Planktonic marine microbial communities consist of a diverse collection of bacteria, archaea, viruses, protists (phytoplankton and protozoa) and small animals (metazoan). Collectively, these species are responsible for virtually all marine pelagic primary production where they form the basis of food webs and carry out a large fraction of respiratory processes. Microbial interactions include the traditional role of predation, but recent research recognizes the importance of parasitism, symbiosis and viral infection. Characterizing the response of pelagic microbial communities and processes to environmental influences is fundamental to understanding and modeling carbon flow and energy utilization in the ocean, but very few studies have attempted to study all of these assemblages in the same study. This project is comprised of long-term (monthly) and short-term (daily) sampling at the San Pedro Ocean Time-series (SPOT) site. Analysis of the resulting datasets investigates co-occurrence patterns of microbial taxa (e.g. protist-virus and protist-prokaryote interactions, both positive and negative) indicating which species consistently co-occur and potentially interact, followed by examination gene expression to help define the underlying mechanisms. This study augments 20 years of baseline studies of microbial abundance, diversity, rates at the site, and will enable detection of low-frequency changes in composition and potential ecological interactions among microbes, and their responses to changing environmental forcing factors. These responses have important consequences for higher trophic levels and ocean-atmosphere feedbacks. The broader impacts of this project include training graduate and undergraduate students, providing local high school student with summer lab experiences, and PI presentations at local K-12 schools, museums, aquaria and informal learning centers in the region. Additionally, the PIs advise at the local, county and state level regarding coastal marine water quality.

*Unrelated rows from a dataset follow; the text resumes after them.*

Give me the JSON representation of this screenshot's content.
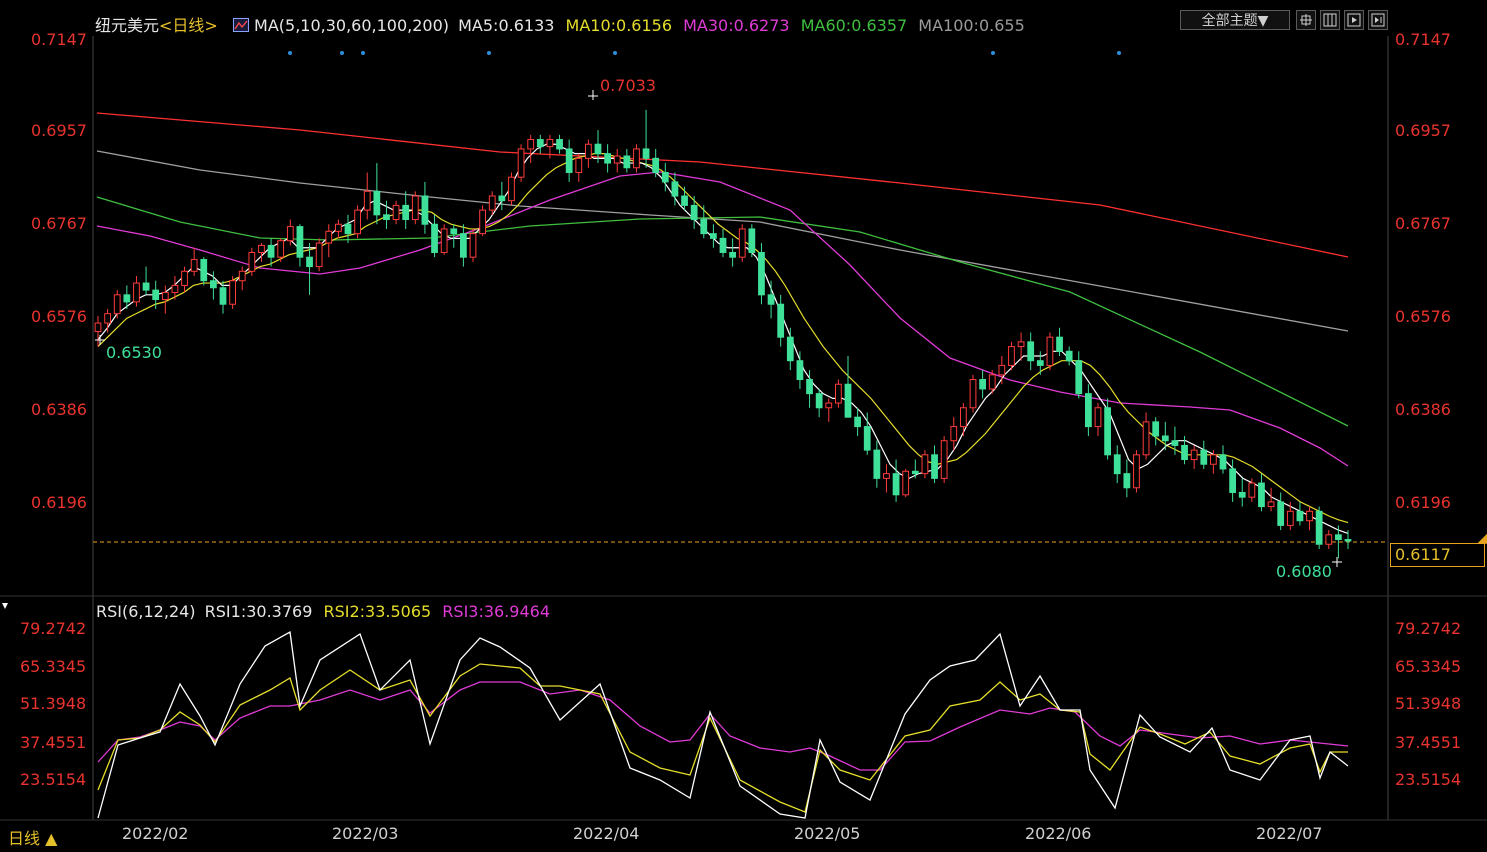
{
  "header": {
    "symbol": "纽元美元",
    "period": "<日线>",
    "ma_label": "MA(5,10,30,60,100,200)",
    "ma5": "MA5:0.6133",
    "ma10": "MA10:0.6156",
    "ma30": "MA30:0.6273",
    "ma60": "MA60:0.6357",
    "ma100": "MA100:0.655",
    "theme_button": "全部主题▼",
    "icon_buttons": [
      "crosshair-icon",
      "layout-icon",
      "replay-icon",
      "next-icon"
    ]
  },
  "price_axis": {
    "labels": [
      "0.7147",
      "0.6957",
      "0.6767",
      "0.6576",
      "0.6386",
      "0.6196"
    ],
    "current_price": "0.6117",
    "high_label": "0.7033",
    "low_label_left": "0.6530",
    "low_label_right": "0.6080"
  },
  "rsi": {
    "label": "RSI(6,12,24)",
    "rsi1": "RSI1:30.3769",
    "rsi2": "RSI2:33.5065",
    "rsi3": "RSI3:36.9464",
    "axis_labels": [
      "79.2742",
      "65.3345",
      "51.3948",
      "37.4551",
      "23.5154"
    ]
  },
  "dates": [
    "2022/02",
    "2022/03",
    "2022/04",
    "2022/05",
    "2022/06",
    "2022/07"
  ],
  "footer": {
    "period_button": "日线 ▲"
  },
  "colors": {
    "up": "#ff3b3b",
    "down": "#3fe09a",
    "ma5": "#ffffff",
    "ma10": "#e5dd2a",
    "ma30": "#e03bd7",
    "ma60": "#3fbf3f",
    "ma100": "#a0a0a0",
    "ma200": "#ff3030",
    "axis_text": "#e8332e"
  },
  "chart_data": {
    "type": "candlestick",
    "ylim": [
      0.6,
      0.719
    ],
    "ohlc": [
      [
        0.6562,
        0.6595,
        0.653,
        0.658
      ],
      [
        0.658,
        0.661,
        0.656,
        0.66
      ],
      [
        0.66,
        0.665,
        0.659,
        0.664
      ],
      [
        0.664,
        0.666,
        0.661,
        0.6625
      ],
      [
        0.6625,
        0.668,
        0.6615,
        0.6665
      ],
      [
        0.6665,
        0.67,
        0.664,
        0.665
      ],
      [
        0.665,
        0.667,
        0.661,
        0.663
      ],
      [
        0.663,
        0.666,
        0.66,
        0.6645
      ],
      [
        0.6645,
        0.668,
        0.663,
        0.666
      ],
      [
        0.666,
        0.67,
        0.6645,
        0.669
      ],
      [
        0.669,
        0.674,
        0.668,
        0.6715
      ],
      [
        0.6715,
        0.672,
        0.666,
        0.667
      ],
      [
        0.667,
        0.669,
        0.663,
        0.6655
      ],
      [
        0.6655,
        0.667,
        0.66,
        0.662
      ],
      [
        0.662,
        0.668,
        0.661,
        0.667
      ],
      [
        0.667,
        0.67,
        0.665,
        0.669
      ],
      [
        0.669,
        0.674,
        0.668,
        0.673
      ],
      [
        0.673,
        0.675,
        0.671,
        0.6745
      ],
      [
        0.6745,
        0.676,
        0.67,
        0.672
      ],
      [
        0.672,
        0.676,
        0.671,
        0.6755
      ],
      [
        0.6755,
        0.68,
        0.6745,
        0.6785
      ],
      [
        0.6785,
        0.679,
        0.67,
        0.672
      ],
      [
        0.672,
        0.675,
        0.664,
        0.67
      ],
      [
        0.67,
        0.676,
        0.669,
        0.675
      ],
      [
        0.675,
        0.679,
        0.672,
        0.6775
      ],
      [
        0.6775,
        0.68,
        0.676,
        0.679
      ],
      [
        0.679,
        0.681,
        0.675,
        0.677
      ],
      [
        0.677,
        0.683,
        0.676,
        0.682
      ],
      [
        0.682,
        0.69,
        0.68,
        0.686
      ],
      [
        0.686,
        0.692,
        0.679,
        0.681
      ],
      [
        0.681,
        0.684,
        0.678,
        0.68
      ],
      [
        0.68,
        0.684,
        0.679,
        0.683
      ],
      [
        0.683,
        0.686,
        0.678,
        0.68
      ],
      [
        0.68,
        0.686,
        0.679,
        0.685
      ],
      [
        0.685,
        0.688,
        0.677,
        0.679
      ],
      [
        0.679,
        0.681,
        0.672,
        0.673
      ],
      [
        0.673,
        0.679,
        0.6725,
        0.678
      ],
      [
        0.678,
        0.679,
        0.674,
        0.677
      ],
      [
        0.677,
        0.679,
        0.67,
        0.672
      ],
      [
        0.672,
        0.678,
        0.671,
        0.677
      ],
      [
        0.677,
        0.683,
        0.6765,
        0.682
      ],
      [
        0.682,
        0.686,
        0.681,
        0.685
      ],
      [
        0.685,
        0.688,
        0.682,
        0.684
      ],
      [
        0.684,
        0.69,
        0.683,
        0.689
      ],
      [
        0.689,
        0.696,
        0.688,
        0.695
      ],
      [
        0.695,
        0.698,
        0.692,
        0.697
      ],
      [
        0.697,
        0.698,
        0.694,
        0.6955
      ],
      [
        0.6955,
        0.698,
        0.693,
        0.697
      ],
      [
        0.697,
        0.698,
        0.694,
        0.695
      ],
      [
        0.695,
        0.697,
        0.688,
        0.69
      ],
      [
        0.69,
        0.694,
        0.688,
        0.693
      ],
      [
        0.693,
        0.697,
        0.691,
        0.696
      ],
      [
        0.696,
        0.699,
        0.692,
        0.694
      ],
      [
        0.694,
        0.696,
        0.69,
        0.692
      ],
      [
        0.692,
        0.695,
        0.69,
        0.6935
      ],
      [
        0.6935,
        0.695,
        0.69,
        0.691
      ],
      [
        0.691,
        0.696,
        0.69,
        0.695
      ],
      [
        0.695,
        0.7033,
        0.691,
        0.693
      ],
      [
        0.693,
        0.695,
        0.689,
        0.69
      ],
      [
        0.69,
        0.692,
        0.686,
        0.688
      ],
      [
        0.688,
        0.69,
        0.683,
        0.685
      ],
      [
        0.685,
        0.687,
        0.682,
        0.683
      ],
      [
        0.683,
        0.685,
        0.678,
        0.68
      ],
      [
        0.68,
        0.683,
        0.676,
        0.677
      ],
      [
        0.677,
        0.679,
        0.674,
        0.676
      ],
      [
        0.676,
        0.678,
        0.672,
        0.673
      ],
      [
        0.673,
        0.676,
        0.67,
        0.672
      ],
      [
        0.672,
        0.679,
        0.671,
        0.678
      ],
      [
        0.678,
        0.679,
        0.672,
        0.673
      ],
      [
        0.673,
        0.675,
        0.662,
        0.664
      ],
      [
        0.664,
        0.667,
        0.659,
        0.662
      ],
      [
        0.662,
        0.664,
        0.653,
        0.655
      ],
      [
        0.655,
        0.657,
        0.648,
        0.65
      ],
      [
        0.65,
        0.652,
        0.644,
        0.646
      ],
      [
        0.646,
        0.648,
        0.64,
        0.643
      ],
      [
        0.643,
        0.644,
        0.638,
        0.64
      ],
      [
        0.64,
        0.642,
        0.637,
        0.641
      ],
      [
        0.641,
        0.646,
        0.64,
        0.645
      ],
      [
        0.645,
        0.651,
        0.638,
        0.638
      ],
      [
        0.638,
        0.64,
        0.634,
        0.636
      ],
      [
        0.636,
        0.639,
        0.63,
        0.631
      ],
      [
        0.631,
        0.633,
        0.623,
        0.625
      ],
      [
        0.625,
        0.628,
        0.622,
        0.626
      ],
      [
        0.626,
        0.629,
        0.62,
        0.6215
      ],
      [
        0.6215,
        0.627,
        0.621,
        0.6265
      ],
      [
        0.6265,
        0.629,
        0.625,
        0.626
      ],
      [
        0.626,
        0.631,
        0.625,
        0.63
      ],
      [
        0.63,
        0.632,
        0.624,
        0.625
      ],
      [
        0.625,
        0.634,
        0.624,
        0.633
      ],
      [
        0.633,
        0.638,
        0.631,
        0.636
      ],
      [
        0.636,
        0.641,
        0.634,
        0.64
      ],
      [
        0.64,
        0.647,
        0.639,
        0.646
      ],
      [
        0.646,
        0.648,
        0.642,
        0.644
      ],
      [
        0.644,
        0.648,
        0.643,
        0.647
      ],
      [
        0.647,
        0.651,
        0.645,
        0.649
      ],
      [
        0.649,
        0.654,
        0.648,
        0.653
      ],
      [
        0.653,
        0.656,
        0.65,
        0.654
      ],
      [
        0.654,
        0.656,
        0.648,
        0.65
      ],
      [
        0.65,
        0.652,
        0.647,
        0.649
      ],
      [
        0.649,
        0.656,
        0.648,
        0.655
      ],
      [
        0.655,
        0.657,
        0.651,
        0.652
      ],
      [
        0.652,
        0.653,
        0.649,
        0.65
      ],
      [
        0.65,
        0.652,
        0.642,
        0.643
      ],
      [
        0.643,
        0.645,
        0.634,
        0.636
      ],
      [
        0.636,
        0.641,
        0.634,
        0.64
      ],
      [
        0.64,
        0.642,
        0.629,
        0.63
      ],
      [
        0.63,
        0.632,
        0.624,
        0.626
      ],
      [
        0.626,
        0.629,
        0.621,
        0.623
      ],
      [
        0.623,
        0.631,
        0.622,
        0.63
      ],
      [
        0.63,
        0.639,
        0.629,
        0.637
      ],
      [
        0.637,
        0.638,
        0.632,
        0.634
      ],
      [
        0.634,
        0.637,
        0.631,
        0.633
      ],
      [
        0.633,
        0.636,
        0.63,
        0.632
      ],
      [
        0.632,
        0.634,
        0.628,
        0.629
      ],
      [
        0.629,
        0.632,
        0.627,
        0.631
      ],
      [
        0.631,
        0.633,
        0.627,
        0.628
      ],
      [
        0.628,
        0.631,
        0.626,
        0.63
      ],
      [
        0.63,
        0.632,
        0.626,
        0.627
      ],
      [
        0.627,
        0.629,
        0.62,
        0.622
      ],
      [
        0.622,
        0.625,
        0.619,
        0.621
      ],
      [
        0.621,
        0.625,
        0.62,
        0.624
      ],
      [
        0.624,
        0.626,
        0.618,
        0.619
      ],
      [
        0.619,
        0.623,
        0.618,
        0.62
      ],
      [
        0.62,
        0.622,
        0.614,
        0.615
      ],
      [
        0.615,
        0.62,
        0.614,
        0.618
      ],
      [
        0.618,
        0.62,
        0.615,
        0.616
      ],
      [
        0.616,
        0.619,
        0.614,
        0.618
      ],
      [
        0.618,
        0.619,
        0.61,
        0.611
      ],
      [
        0.611,
        0.614,
        0.61,
        0.613
      ],
      [
        0.613,
        0.615,
        0.608,
        0.612
      ],
      [
        0.612,
        0.614,
        0.61,
        0.6117
      ]
    ],
    "ma_points": {
      "ma5": [
        [
          0.6545,
          0.657,
          0.66,
          0.6615,
          0.663,
          0.664,
          0.664,
          0.6645,
          0.666,
          0.668,
          0.67,
          0.669,
          0.668,
          0.666,
          0.666,
          0.668,
          0.67,
          0.672,
          0.674,
          0.675,
          0.676,
          0.674,
          0.674,
          0.674,
          0.676,
          0.678,
          0.679,
          0.68,
          0.683,
          0.684,
          0.683,
          0.682,
          0.682,
          0.682,
          0.681,
          0.679,
          0.677,
          0.676,
          0.676,
          0.676,
          0.678,
          0.68,
          0.683,
          0.686,
          0.69,
          0.693,
          0.695,
          0.696,
          0.696,
          0.695,
          0.694,
          0.694,
          0.693,
          0.693,
          0.693,
          0.692,
          0.692,
          0.692,
          0.691,
          0.689,
          0.686,
          0.683,
          0.681,
          0.679,
          0.677,
          0.675,
          0.674,
          0.674,
          0.674,
          0.672,
          0.668,
          0.663,
          0.658,
          0.653,
          0.648,
          0.645,
          0.643,
          0.642,
          0.642,
          0.641,
          0.639,
          0.636,
          0.632,
          0.628,
          0.626,
          0.625,
          0.626,
          0.6265,
          0.627,
          0.629,
          0.632,
          0.636,
          0.639,
          0.642,
          0.644,
          0.647,
          0.649,
          0.651,
          0.651,
          0.651,
          0.652,
          0.652,
          0.65,
          0.648,
          0.645,
          0.642,
          0.639,
          0.634,
          0.629,
          0.627,
          0.628,
          0.63,
          0.632,
          0.633,
          0.633,
          0.632,
          0.631,
          0.63,
          0.629,
          0.627,
          0.625,
          0.624,
          0.623,
          0.621,
          0.62,
          0.619,
          0.618,
          0.617,
          0.616,
          0.615,
          0.614,
          0.6133
        ]
      ],
      "ma10": [
        [
          0.653,
          0.655,
          0.657,
          0.659,
          0.66,
          0.661,
          0.662,
          0.6625,
          0.6635,
          0.6645,
          0.666,
          0.6665,
          0.6665,
          0.6665,
          0.667,
          0.668,
          0.669,
          0.67,
          0.6705,
          0.6715,
          0.6725,
          0.673,
          0.6735,
          0.674,
          0.675,
          0.676,
          0.6765,
          0.677,
          0.6785,
          0.6795,
          0.6805,
          0.681,
          0.6815,
          0.682,
          0.682,
          0.6815,
          0.68,
          0.679,
          0.6785,
          0.678,
          0.678,
          0.6785,
          0.6795,
          0.681,
          0.683,
          0.6855,
          0.6875,
          0.6895,
          0.691,
          0.692,
          0.693,
          0.6935,
          0.694,
          0.694,
          0.6935,
          0.693,
          0.6925,
          0.692,
          0.6915,
          0.6905,
          0.689,
          0.687,
          0.685,
          0.683,
          0.681,
          0.679,
          0.6775,
          0.676,
          0.675,
          0.6735,
          0.6715,
          0.669,
          0.666,
          0.6625,
          0.659,
          0.656,
          0.653,
          0.6505,
          0.648,
          0.646,
          0.644,
          0.642,
          0.6395,
          0.637,
          0.6345,
          0.632,
          0.63,
          0.6285,
          0.628,
          0.6285,
          0.629,
          0.6305,
          0.6325,
          0.6345,
          0.637,
          0.6395,
          0.642,
          0.6445,
          0.6465,
          0.648,
          0.649,
          0.65,
          0.65,
          0.65,
          0.649,
          0.647,
          0.6445,
          0.6415,
          0.639,
          0.637,
          0.635,
          0.6335,
          0.632,
          0.631,
          0.63,
          0.63,
          0.63,
          0.63,
          0.63,
          0.6295,
          0.6285,
          0.6275,
          0.626,
          0.6245,
          0.623,
          0.6215,
          0.62,
          0.619,
          0.618,
          0.617,
          0.6162,
          0.6156
        ]
      ]
    }
  }
}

This research project is unique in that it is a holistic study (including all microbes from viruses to small metazoa) of microbial species diversity and ecological activities, carried out at the SPOT site off the coast of southern California. In studying all microbes simultaneously, this work aims to identify important ecological interactions among microbial species, and identify the basis(es) for those interactions. This research involves (1) extensive analyses of prokaryote (archaean and bacterial) and eukaryote (protistan and micro-metazoan) diversity via the sequencing of marker genes, (2) studies of whole-community gene expression by eukaryotes and prokaryotes in order to identify key functional characteristics of microorganismal groups and the detection of active viral infections, and (3) metagenomic analysis of viruses and bacteria to aid interpretation of transcriptomic analyses using genome-encoded information. The project includes exploratory metatranscriptomic analysis of poorly-understood aphotic and hypoxic-zone protists, to examine their stratification, functions and hypothesized prokaryotic symbioses.